Although the above studies have made significant progresses towards pharmacogenomics of autism, none of their results could entirely account for the heterogeneity in response to autism treatment, and all of the results have to be replicated or validated in further studies. Undoubtedly, large-scale genetic and gene expression analysis will be performed in the near future in many laboratories by using the technologies of functional genomics. The expected findings will provide novel insights into the pathophysiology of ASDs. Such detailed knowledge will ultimately have profound effects on the treatment of these disorders.
Prospective of pharmacogenomics in autism
Addressing the extensive unmet medical needs related to autism will require that novel pharmacotherapies be developed [14,59]. Numerous molecular mechanisms that could potentially be targeted have been discovered by basic research in genetics and neurobiology of autism, but clinical translation remains a challenge. Developing therapeutics targeting these mechanisms will require the approach of pharmacogenomics.

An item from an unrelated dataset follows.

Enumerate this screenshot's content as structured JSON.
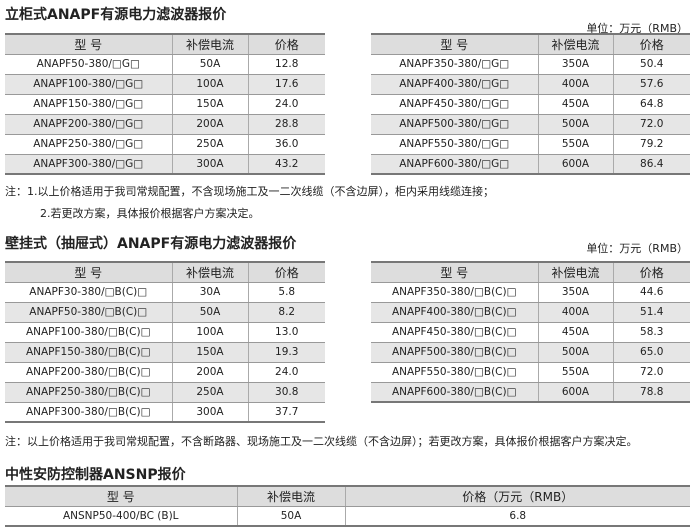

The pharmacogenomic approach takes advantage of recent advances in experimental genomics and proteomics, together with the available information of the Human Genome Project . It will not only enable genome-wide screens of several millions of SNPs without the specific hypotheses or candidate gene strategy, but also functional investigations of genetic diversity and gene expression over the whole genome or proteome [32,33]. We hope that an improved understanding of complexities of ASDs by pharmacogenomic approach will continuously contribute to the optimization of current therapies and the development of novel and potentially more powerful therapeutic strategies for these disorders. Furthermore, the determination and identification of patient subpopulations in response to drug treatment will help individualize pharmacological therapy for patients of autism.